Obama thanked Pope Francis for urging the release of prisoners on both sides. In what was a surprise announcement after the Gross news came earlier in the day, Obama also said that a top U.S. spy has been released from Cuban prison and is now on U.S. soil, along with Gross.
“Separately, in exchange for the three Cuban agents, Cuba today released one of the most important intelligence agents that the United States has ever had in Cuba and who has been in prison for nearly two decades,” Obama said. “This man, whose sacrifice has been known to only a few, provided America with the information that allowed us to arrest the network of Cuban agents that included the men transferred to Cuba today, as well as other spies in the United States.”
Obama also announced that the State Department would be reviewing Cuba’s designation as a state sponsor of terrorism and that the United States will also be taking steps to “increase travel, commerce, and the flow of information to and from Cuba.”
The policy changes also included moves aimed at making travel easier for Americans and allowing American credit and debit cards to be used on the island, as well as increasing the amount of money that can be sent to Cuba.
U.S. financial institutions will be allowed to open accounts at Cuban institutions, and it will be easier for U.S. exporters to sell goods in Cuba, Obama said.
The president acknowledged that he did not have the power on his own to completely undo the U.S. embargo against Cuba, which has been codified in law since 1996 and would require congressional action to dismantle.

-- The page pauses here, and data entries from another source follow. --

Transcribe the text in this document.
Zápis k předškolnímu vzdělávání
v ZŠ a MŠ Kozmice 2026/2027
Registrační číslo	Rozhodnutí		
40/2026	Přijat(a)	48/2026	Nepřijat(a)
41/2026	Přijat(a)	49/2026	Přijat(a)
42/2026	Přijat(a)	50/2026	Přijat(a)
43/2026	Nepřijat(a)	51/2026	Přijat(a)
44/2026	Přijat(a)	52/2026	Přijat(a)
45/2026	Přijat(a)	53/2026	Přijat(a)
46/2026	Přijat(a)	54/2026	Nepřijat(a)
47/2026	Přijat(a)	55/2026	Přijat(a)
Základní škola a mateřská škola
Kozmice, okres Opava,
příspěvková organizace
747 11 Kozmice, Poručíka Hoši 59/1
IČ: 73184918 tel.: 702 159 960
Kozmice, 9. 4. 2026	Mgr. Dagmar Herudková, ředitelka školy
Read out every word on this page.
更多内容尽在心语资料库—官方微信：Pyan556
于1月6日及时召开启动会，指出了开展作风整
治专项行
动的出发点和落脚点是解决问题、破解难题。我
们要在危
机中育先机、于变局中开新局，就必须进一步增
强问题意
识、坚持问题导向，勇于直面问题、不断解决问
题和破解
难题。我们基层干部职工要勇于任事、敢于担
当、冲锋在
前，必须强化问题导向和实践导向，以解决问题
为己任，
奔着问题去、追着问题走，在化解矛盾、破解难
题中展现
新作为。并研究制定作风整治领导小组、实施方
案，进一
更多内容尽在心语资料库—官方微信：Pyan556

“As these changes unfold, I look forward to engaging Congress in an honest and serious debate about lifting the embargo,” he said.
The president spoke with Cuban leader Raul Castro on Tuesday, and the New York Times reported that the country would also be releasing 53 political prisoners. Obama also said that Cuba would be taking steps to “provide more access to the Internet for its citizens,” though he did not specify what those steps were. He also acknowledged that serious human rights problems remain in the country.
“I’m under no illusion about the continued barriers to freedom that remain for ordinary Cubans. The United States believes that no Cuban should face harassment, or arrests, or beatings simply because they’re exercising a universal right to have their voices heard,” Obama said.
“I do not believe we can keep doing the same thing for over five decades and expect a different result. Moreover, it does not serve American interests, or the Cuban people, to try to push Cuba towards collapse.”